Leveraging pleiotropy to improve genetic risk prediction across diseases.

Background: Polygenic scores (PGSs) have shown promise in predicting disease risk, but their predictive accuracy remains limited for many complex diseases. Leveraging the shared genetic architecture among correlated traits may improve prediction performance.

Methods: We developed a flexible framework for constructing multi-trait PGSs by integrating candidate PGSs (N=2,651) derived from publicly available GWAS summary statistics (N=51)-using single-trait, MTAG-all, and MTAG-pairwise approaches. Multi-trait PGS models were trained using Elastic Net regression in the UK Biobank (N = 307,230 individuals) and validated in both an internal set of UKB individuals (N = 39,122) and an external, All of Us (N = 116,394), cohort. We further evaluated the utility of multi-trait PGSs in risk prediction with non-genetic factors, interactions, and genetic subgroup identification.

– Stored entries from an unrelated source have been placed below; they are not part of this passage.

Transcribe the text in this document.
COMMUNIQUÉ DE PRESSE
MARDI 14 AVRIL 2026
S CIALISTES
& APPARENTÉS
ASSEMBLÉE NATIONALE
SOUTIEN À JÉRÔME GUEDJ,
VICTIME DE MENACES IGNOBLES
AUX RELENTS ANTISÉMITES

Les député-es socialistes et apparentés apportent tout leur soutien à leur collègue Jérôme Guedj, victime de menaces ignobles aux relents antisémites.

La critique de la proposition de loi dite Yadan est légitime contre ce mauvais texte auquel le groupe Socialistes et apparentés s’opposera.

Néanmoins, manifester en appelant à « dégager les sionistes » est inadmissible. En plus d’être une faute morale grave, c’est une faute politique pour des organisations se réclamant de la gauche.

Results: Multi-trait PGSs significantly improved risk prediction for eight diseases, with AUC gains ranging from 1.56% to 5.45% compared to optimal single-GWAS PGSs. Selected scores mainly consisted of genetically correlated phenotypes. Multi-trait PGSs further enhanced predictive performance and stratification when integrated with non-genetic factors. Significant interactions were identified between multi-trait PGS for peripheral artery disease (PAD) and modifiable risk factors such as smoking and waist-to-hip ratio (WHR). A clustering analysis uncovered genetically distinct subgroups with meaningful phenotypic variation, including a chronic kidney disease (CKD) subgroup enriched for diabetes- and obesity-related traits.

Conclusion: Our multi-trait PGS framework improves disease prediction by capturing cross-trait genetic effects and enables personalized risk assessment through integration with non-genetic exposures, interactions, and subgroup identification. This approach offers a scalable and generalizable tool for advancing precision medicine.